Once Social Security denies your initial application you have to file an appeal. This appeal is called a request for reconsideration (RFR). You need to do this within 60 days of Social Security denying your application. This is an excellent time to contact me so we can begin to work together on your case.
But what exactly is an RFR and what happens after I file one?
In theory, the RFR is you asking Social Security to take another look at the evidence in your case to see if they wish to change their minds. In practice, it is an essentially useless step in the process whose real purpose has nothing to do with the merits of your claim.
Let me explain.
Your Request For Reconsideration Is Going To Fail
The odds of Social Security approving you based on an RFR are extremely low. Consider that this appeal goes directly back to the people who denied you the
first time. The very same office. Social Security might note that they will assign your case to a different disability examiner (DE) than the one who made the initial denial. To which I say: So what? Consider the DE who gets your RFR. She obviously knows that her coworker in the next cubicle has already denied you. How much effort is this DE going to put into deciding if her coworker (and friend) got it wrong? Somewhere around no effort at all. The RFR is an exercise is moving paper around from one hand to the oher without changing the result.
So, Why Do It At All?
So why does Social Security require this fruitless appeal? In my opinion, the answer is to delay the process. The longer Social Security takes on a claim, the more likely it is that the claimant will be forced back to work despite her illnesses, die, or just plain give up. Each time a claimant abandons her claim, Social Security wins. Little wonder, then, that they employ pointless steps like the RFR to slow things down.

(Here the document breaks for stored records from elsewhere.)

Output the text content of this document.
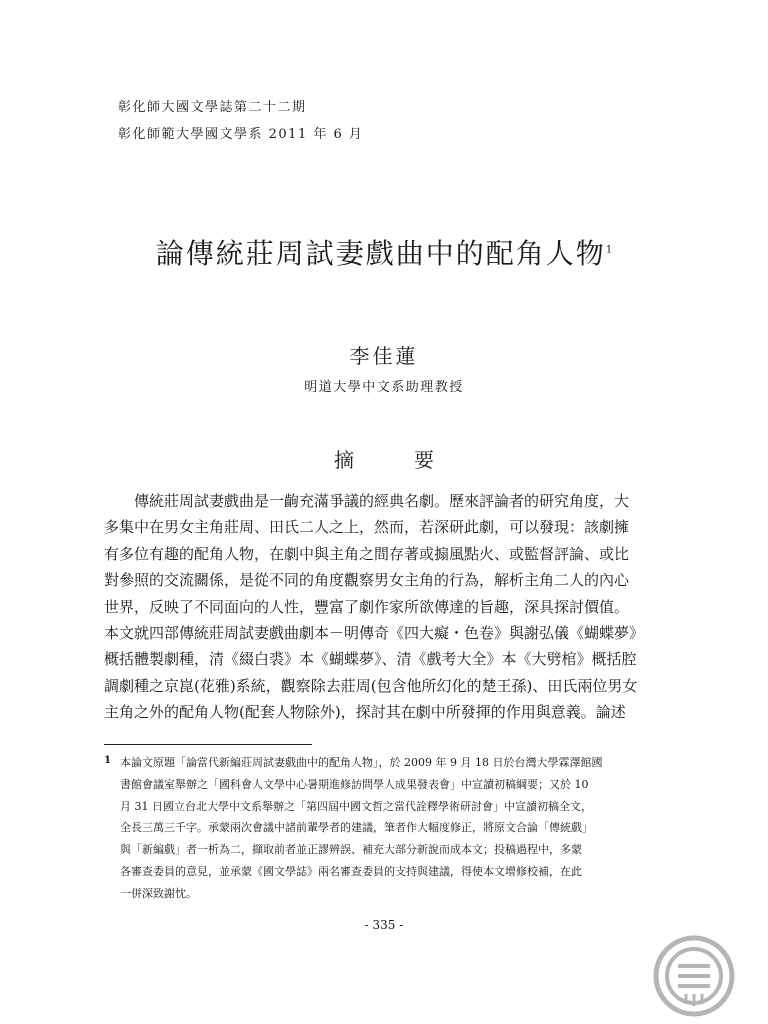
彰化師大國文學誌第二十二期
彰化師範大學國文學系 2011 年 6 月
論傳統莊周試妻戲曲中的配角人物$^1$
李佳蓮
明道大學中文系助理教授
摘　要
　　傳統莊周試妻戲曲是一齣充滿爭議的經典名劇。歷來評論者的研究角度，大
多集中在男女主角莊周、田氏二人之上，然而，若深研此劇，可以發現：該劇擁
有多位有趣的配角人物，在劇中與主角之間存著或搧風點火、或監督評論、或比
對參照的交流關係，是從不同的角度觀察男女主角的行為，解析主角二人的內心
世界，反映了不同面向的人性，豐富了劇作家所欲傳達的旨趣，深具探討價值。
本文就四部傳統莊周試妻戲曲劇本－明傳奇《四大癡・色卷》與謝弘儀《蝴蝶夢》
概括體製劇種，清《綴白裘》本《蝴蝶夢》、清《戲考大全》本《大劈棺》概括腔
調劇種之京崑(花雅)系統，觀察除去莊周(包含他所幻化的楚王孫)、田氏兩位男女
主角之外的配角人物(配套人物除外)，探討其在劇中所發揮的作用與意義。論述
1 本論文原題「論當代新編莊周試妻戲曲中的配角人物」，於 2009 年 9 月 18 日於台灣大學霖澤館國
書館會議室舉辦之「國科會人文學中心暑期進修訪問學人成果發表會」中宣讀初稿綱要；又於 10
月 31 日國立台北大學中文系舉辦之「第四屆中國文哲之當代詮釋學術研討會」中宣讀初稿全文，
全長三萬三千字。承蒙兩次會議中諸前輩學者的建議，筆者作大幅度修正，將原文合論「傳統戲」
與「新編戲」者一析為二，擷取前者並正謬辨誤、補充大部分新說而成本文；投稿過程中，多蒙
各審查委員的意見，並承蒙《國文學誌》兩名審查委員的支持與建議，得使本文增修校補，在此
一併深致謝忱。
- 335 -
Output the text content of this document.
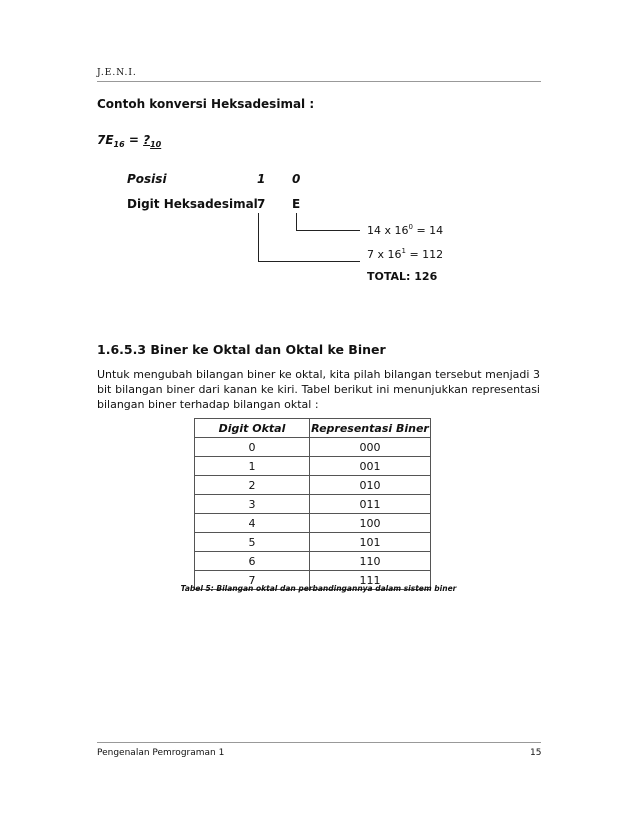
J.E.N.I.
Contoh konversi Heksadesimal :
$7E_{16}$ = $?_{10}$
Posisi	1 0
Digit Heksadesimal 7 E
14 x $16^0 = 14$
7 x $16^1 = 112$
TOTAL: 126
1.6.5.3 Biner ke Oktal dan Oktal ke Biner
Untuk mengubah bilangan biner ke oktal, kita pilah bilangan tersebut menjadi 3 bit bilangan biner dari kanan ke kiri. Tabel berikut ini menunjukkan representasi bilangan biner terhadap bilangan oktal :
Digit Oktal	Representasi Biner
0	000
1	001
2	010
3	011
4	100
5	101
6	110
7	111
Tabel 5: Bilangan oktal dan perbandingannya dalam sistem biner
Pengenalan Pemrograman 1	15
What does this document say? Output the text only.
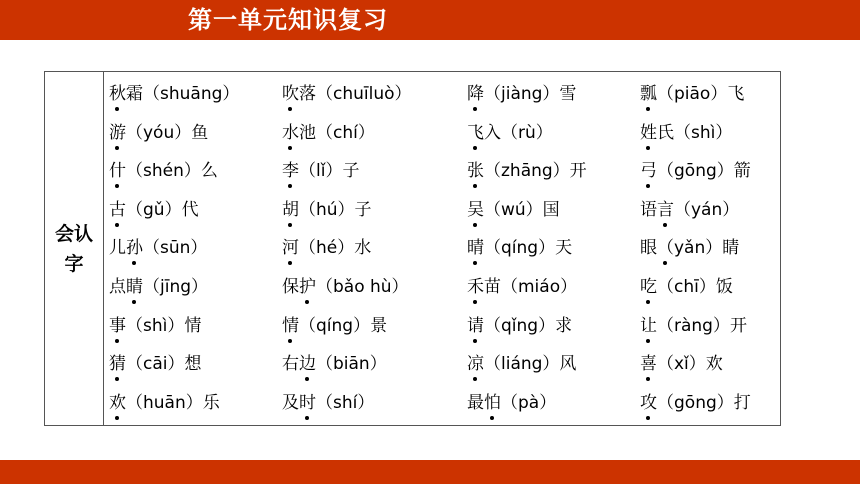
第一单元知识复习
会认字
秋霜（shuāng）	吹落（chuīluò）	降（jiàng）雪	瓢（piāo）飞
游（yóu）鱼	水池（chí）	飞入（rù）	姓氏（shì）
什（shén）么	李（lǐ）子	张（zhāng）开	弓（gōng）箭
古（gǔ）代	胡（hú）子	吴（wú）国	语言（yán）
儿孙（sūn）	河（hé）水	晴（qíng）天	眼（yǎn）睛
点睛（jīng）	保护（bǎo hù）	禾苗（miáo）	吃（chī）饭
事（shì）情	情（qíng）景	请（qǐng）求	让（ràng）开
猜（cāi）想	右边（biān）	凉（liáng）风	喜（xǐ）欢
欢（huān）乐	及时（shí）	最怕（pà）	攻（gōng）打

Some years back, Social Security experimented with dropping the RFR. They tried this in several low-population states to see what would happen. We cannot be sure of the results of this experiment. But we do know that Social Security gave up on this plan and brought back the RFR in those states. That tells you something if you are paying attention.
Do I Even Want To Win My RFR?
It is debatable whether you even would want to win your RFR. This is because on those rare occasions when Social Security does grant a case at this stage, they stick it to the claimant in another way. The trick here is to find that the claimant became disabled, but to say that the disability started very recently. This has the effect of forcing the claimant to surrender back benefits she was likely entitled to in order to start getting monthly checks. Most people in this situation have no option but to accept whatever onset date Social Security picked. Keep in mind, Social Security offers no explanation for the date they chose to begin your benefits. Rather, they simply state "We found you became disabled on thus-and-such date." Don't like it? Go ahead and appeal and wait two or more years to see a judge. When you do see that judge, keep in mind that he could take away all of your benefits which would force you to repay what you did get.
Winning Is Losing. Losing Is Winning.
So, what is the best outcome when you file your RFR? To get denied as fast as possible. Social Security is wasting your time with this step and the less of your
time they waste, the better. For most claimants, you are going to need to get in front of a judge to get approved. A speedy denial of your RFR gets you to that step faster. If you hire me before filing an RFR we can work together to get through this step and onto the judge as fast as possible. There are some steps you can take at this stage to improve your chances of a earlier denial.
It may seem counter intuitive to hope Social Security denies your appeal. But in practice, it is likely the best thing that can happen to you.